In any case, identification of ticks on companion animals is of prime importance. If this is done through the companion animal owner app, a link between a positive (introduced) tick and a potential patient can be established quickly. On the other hand, in most traditional surveys, this link is completely lost since usually ticks are tested years after they are collected.
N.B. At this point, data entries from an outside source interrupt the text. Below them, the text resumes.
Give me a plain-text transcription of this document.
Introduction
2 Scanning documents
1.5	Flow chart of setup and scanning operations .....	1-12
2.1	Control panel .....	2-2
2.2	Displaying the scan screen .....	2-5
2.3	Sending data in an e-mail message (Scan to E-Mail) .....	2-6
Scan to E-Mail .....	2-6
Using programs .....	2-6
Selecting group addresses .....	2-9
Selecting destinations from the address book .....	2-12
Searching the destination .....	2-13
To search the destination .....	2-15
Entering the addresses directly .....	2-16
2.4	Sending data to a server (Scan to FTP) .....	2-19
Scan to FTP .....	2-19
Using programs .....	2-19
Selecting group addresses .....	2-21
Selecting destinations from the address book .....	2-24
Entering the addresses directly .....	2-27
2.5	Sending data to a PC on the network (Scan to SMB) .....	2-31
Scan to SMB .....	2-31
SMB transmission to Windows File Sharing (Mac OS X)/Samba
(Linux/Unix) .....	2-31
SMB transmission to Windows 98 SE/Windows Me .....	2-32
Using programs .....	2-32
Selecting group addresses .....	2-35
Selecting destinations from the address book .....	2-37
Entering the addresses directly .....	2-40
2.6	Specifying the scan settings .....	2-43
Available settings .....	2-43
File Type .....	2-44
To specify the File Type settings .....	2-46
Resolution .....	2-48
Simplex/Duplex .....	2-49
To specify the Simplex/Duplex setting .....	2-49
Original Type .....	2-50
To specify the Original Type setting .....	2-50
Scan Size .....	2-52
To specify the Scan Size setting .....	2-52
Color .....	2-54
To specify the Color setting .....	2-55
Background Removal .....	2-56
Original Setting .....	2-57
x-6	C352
Another example of the use of a smartphone app was recently evaluated for the prevention of tick bites in the Netherlands [33] and subsequently further analysed [34, 35]. It was concluded that this app facilitated an increase in public awareness, although the actual ticks were not identified and a link between people bitten by ticks and laboratories testing them was not established.

Importantly, in studies wherein tick surveillance depends on community engagement, there is a bias towards individuals who decide to participate versus those that discard the tick in disgust. Further public awareness on the usefulness of the approach through social media and rapid feedback of results are factors expected to increase the number of ticks reported in the upcoming tick seasons. Finally, the positive experience with the Tekenscanner app in the Netherlands has created opportunities to continue and launch the app as part of a coordinated European tick and tick-borne pathogen surveillance programme. This will include an early warning system for exotic ticks with the ultimate aim to improve control of ticks and associated diseases in companion animals.


The launch of the tekenscanner app stimulated companion animal owners to operate our tick and tick-borne pathogen surveillance programme. Feedback of the results into the app was formatted as a map of ticks in the Netherlands. The Dutch tick fauna is dominated by I. ricinus, which is prevalent throughout the country, whereas I. hexagonus is more restricted. Dermacentor reticulatus is continuing its spread into novel areas, which justifies year-round tick control measures, in particular, because adult D. reticulatus are active outside the regular tick season dominated by I. ricinus ticks. Our preliminary findings concur with those published a decade ago and confirm that a broad spectrum of tick-borne pathogens is established in the Netherlands, including several zoonotic pathogens.